How does being one’s own meaning-maker affect how one approaches important decisions about life?
You weigh your actions against a vision you have of the person you would like to be, the person it would make you proudest to be; you take action; you learn from your experience to what extent you guessed right; and you make use of what you’ve learned as you weigh your next decision. We can give this a shorthand name: the principle of personal pride. We use the principle of personal pride to make our meaning. This may be the beautiful, imperfect, harrowing way — the way of making meaning.
How do you suggest people go about creating a life-purpose vision?
You might start by creating a life-purpose sentence or statement. In one great gulp you take into account the values you want to uphold, the dreams and goals you have for yourself, and the vision you have for comporting yourself in the world, and then you spend whatever time it takes turning that unwieldy, contradictory material into a coherent statement that reflects your core sentiments about your life. Your life-purpose vision is the inner template by which you measure life, and it remains that measure until you revise it. When you agree to commit to making meaning you agree to participate in a lifetime adventure. As you live you gain new information about what you intend to value and what you want your life to mean.
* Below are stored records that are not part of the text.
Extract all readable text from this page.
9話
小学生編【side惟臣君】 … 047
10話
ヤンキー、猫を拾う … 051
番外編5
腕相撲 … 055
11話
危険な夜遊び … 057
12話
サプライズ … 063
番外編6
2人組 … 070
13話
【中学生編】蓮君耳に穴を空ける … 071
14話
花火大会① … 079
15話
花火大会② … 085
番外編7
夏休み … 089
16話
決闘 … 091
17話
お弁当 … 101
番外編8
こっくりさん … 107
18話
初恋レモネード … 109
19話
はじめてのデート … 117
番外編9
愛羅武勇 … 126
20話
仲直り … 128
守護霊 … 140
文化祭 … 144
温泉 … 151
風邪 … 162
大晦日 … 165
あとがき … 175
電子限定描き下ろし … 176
What guidance do you have for people experiencing what you describe as a meaning crisis?
Meaning crises cause profound unhappiness. When meaning leaks out of our life and our subjective psychological experience is no longer positive, we are obliged to restore meaning, or we will find ourselves bored, unhappy, or worse — in despair. I write extensively about possible options when a meaning crisis occurs, but I believe that one can handle the inevitable meaning crises that arise in a sensible, systematic way, by asking and trying to answer these questions: Do you want to deny what’s up? Do you want to buck up? Do you want to engage in some hopeful reframing? Do you want to make small, strategic changes, seize some new meaning opportunities, or make a huge change? By asking and answering these questions you begin to get a grip on the situation.
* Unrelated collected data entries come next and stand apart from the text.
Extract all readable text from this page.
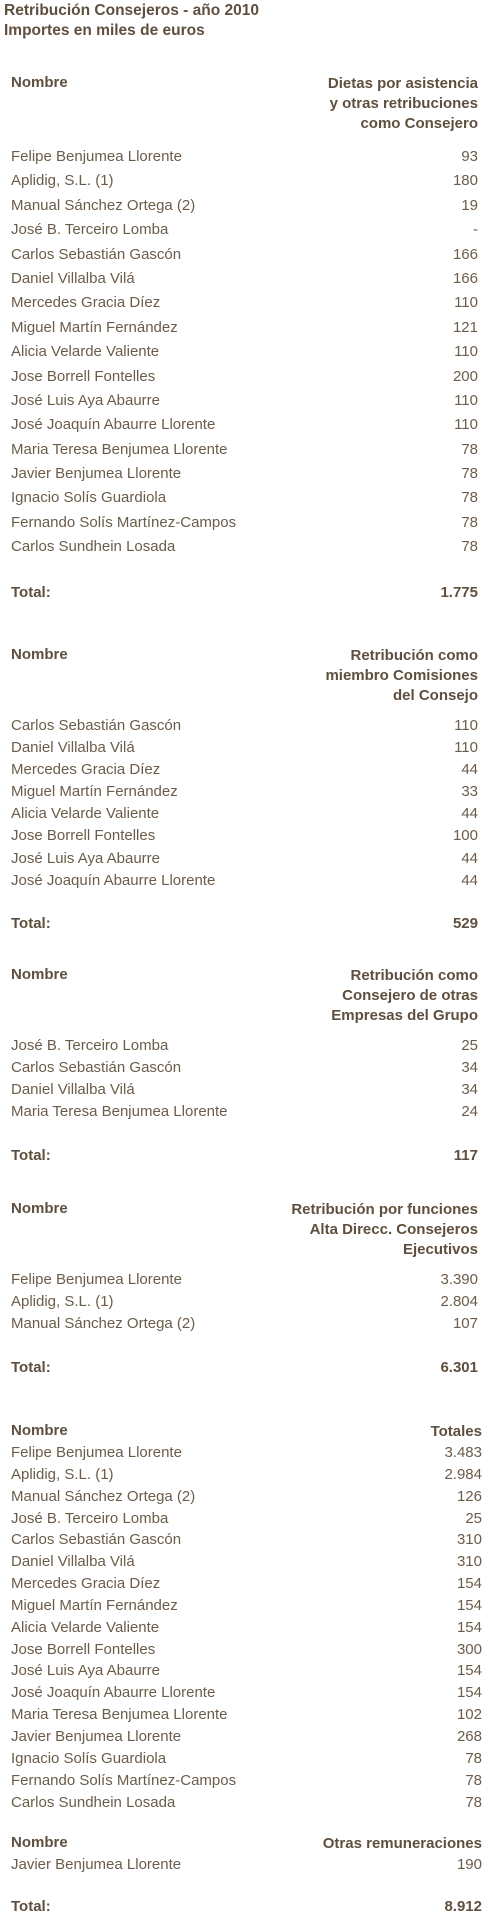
Retribución Consejeros - año 2010
Importes en miles de euros
Nombre	Dietas por asistencia
y otras retribuciones
como Consejero
Felipe Benjumea Llorente	93
Aplidig, S.L. (1)	180
Manual Sánchez Ortega (2)	19
José B. Terceiro Lomba	-
Carlos Sebastián Gascón	166
Daniel Villalba Vilá	166
Mercedes Gracia Díez	110
Miguel Martín Fernández	121
Alicia Velarde Valiente	110
Jose Borrell Fontelles	200
José Luis Aya Abaurre	110
José Joaquín Abaurre Llorente	110
Maria Teresa Benjumea Llorente	78
Javier Benjumea Llorente	78
Ignacio Solís Guardiola	78
Fernando Solís Martínez-Campos	78
Carlos Sundhein Losada	78
Total:	1.775
Nombre	Retribución como
miembro Comisiones
del Consejo
Carlos Sebastián Gascón	110
Daniel Villalba Vilá	110
Mercedes Gracia Díez	44
Miguel Martín Fernández	33
Alicia Velarde Valiente	44
Jose Borrell Fontelles	100
José Luis Aya Abaurre	44
José Joaquín Abaurre Llorente	44
Total:	529
Nombre	Retribución como
Consejero de otras
Empresas del Grupo
José B. Terceiro Lomba	25
Carlos Sebastián Gascón	34
Daniel Villalba Vilá	34
Maria Teresa Benjumea Llorente	24
Total:	117
Nombre	Retribución por funciones
Alta Direcc. Consejeros
Ejecutivos
Felipe Benjumea Llorente	3.390
Aplidig, S.L. (1)	2.804
Manual Sánchez Ortega (2)	107
Total:	6.301
Nombre	Totales
Felipe Benjumea Llorente	3.483
Aplidig, S.L. (1)	2.984
Manual Sánchez Ortega (2)	126
José B. Terceiro Lomba	25
Carlos Sebastián Gascón	310
Daniel Villalba Vilá	310
Mercedes Gracia Díez	154
Miguel Martín Fernández	154
Alicia Velarde Valiente	154
Jose Borrell Fontelles	300
José Luis Aya Abaurre	154
José Joaquín Abaurre Llorente	154
Maria Teresa Benjumea Llorente	102
Javier Benjumea Llorente	268
Ignacio Solís Guardiola	78
Fernando Solís Martínez-Campos	78
Carlos Sundhein Losada	78
Nombre	Otras remuneraciones
Javier Benjumea Llorente	190
Total:	8.912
Why is embracing responsibility for making one’s own life meaning so liberating and such an antidote to depression?
As you become expert at existential self-care you begin to understand the extent to which you create meaning and the extent to which meaning is a deep, inexhaustible wellspring and an infinitely renewable resource. You can invest the increments of time that rise up before you with appropriate meaning: there is always another meaning available. You make it; it comes out of you; it is new each day; it is infinitely variable. You arise each morning and make your next meaning decision. When you arm yourself with your intentions and act this bravely your unhappiness can’t linger.